On Tue, Jul 12, 2022 at 11:52:11AM +0200, Michal Hocko wrote:
> > Agreed. That's why I don't like reparenting.
> > Reparenting just reparent the charged pages and then redirect the new
> > charge, but can't reparents the 'limit' of the original memcg.
> > So it is a risk if the original memcg is still being charged. We have
> > to forbid the destruction of the original memcg.
> 
> yes, I was toying with an idea like that. I guess we really want a
> measure to keep cgroups around if they are bound to a resource which is
> sticky itself. I am not sure how many other resources like BPF (aka
> module like) we already do charge for memcg but considering the
> potential memory consumption just reparenting will not help in general
> case I am afraid.

I think the solution here is an extra cgroup layering to represent
persistent resource tracking. In systemd-speak, a service should have a
cgroup representing a persistent service type and a cgroup representing the
current running instance. This way, the user (or system agent) can clearly
distinguish all resources that have ever been attributed to the service and
the resources that are accounted to the current instance while also giving
visibility into residual resources for services that are no longer running.
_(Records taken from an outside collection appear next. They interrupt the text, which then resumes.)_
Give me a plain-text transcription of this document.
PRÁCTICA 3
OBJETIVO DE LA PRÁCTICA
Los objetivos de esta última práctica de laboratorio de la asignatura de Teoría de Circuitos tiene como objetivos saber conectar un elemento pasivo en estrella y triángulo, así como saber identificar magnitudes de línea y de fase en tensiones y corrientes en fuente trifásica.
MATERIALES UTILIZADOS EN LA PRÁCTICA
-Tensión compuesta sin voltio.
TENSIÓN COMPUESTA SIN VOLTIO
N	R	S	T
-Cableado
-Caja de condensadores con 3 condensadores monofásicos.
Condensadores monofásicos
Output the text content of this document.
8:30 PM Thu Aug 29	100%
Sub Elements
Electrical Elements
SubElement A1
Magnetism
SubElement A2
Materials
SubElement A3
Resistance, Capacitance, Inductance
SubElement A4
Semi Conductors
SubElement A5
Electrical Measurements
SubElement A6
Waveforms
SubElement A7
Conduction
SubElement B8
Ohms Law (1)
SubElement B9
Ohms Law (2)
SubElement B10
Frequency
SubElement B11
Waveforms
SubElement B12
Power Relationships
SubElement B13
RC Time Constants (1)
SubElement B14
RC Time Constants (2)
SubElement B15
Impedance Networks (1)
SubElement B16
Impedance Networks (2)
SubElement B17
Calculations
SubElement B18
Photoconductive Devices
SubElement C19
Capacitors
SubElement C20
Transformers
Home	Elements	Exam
This gives userspace control over what to track for how long and also fits
what the kernel can do in terms of resource tracking. If we try to do
something smart from kernel side, there are cases which are inherently
insolvable. e.g. if a service instance creates tmpfs / shmem / whawtever and
leaves it pinned one way or another and then exits, and there's no one who
actively accessed it afterwards, there is no userland visible entity we can
reasonably attribute that memory to other than the parent cgroup.

Thanks.

-- 
tejun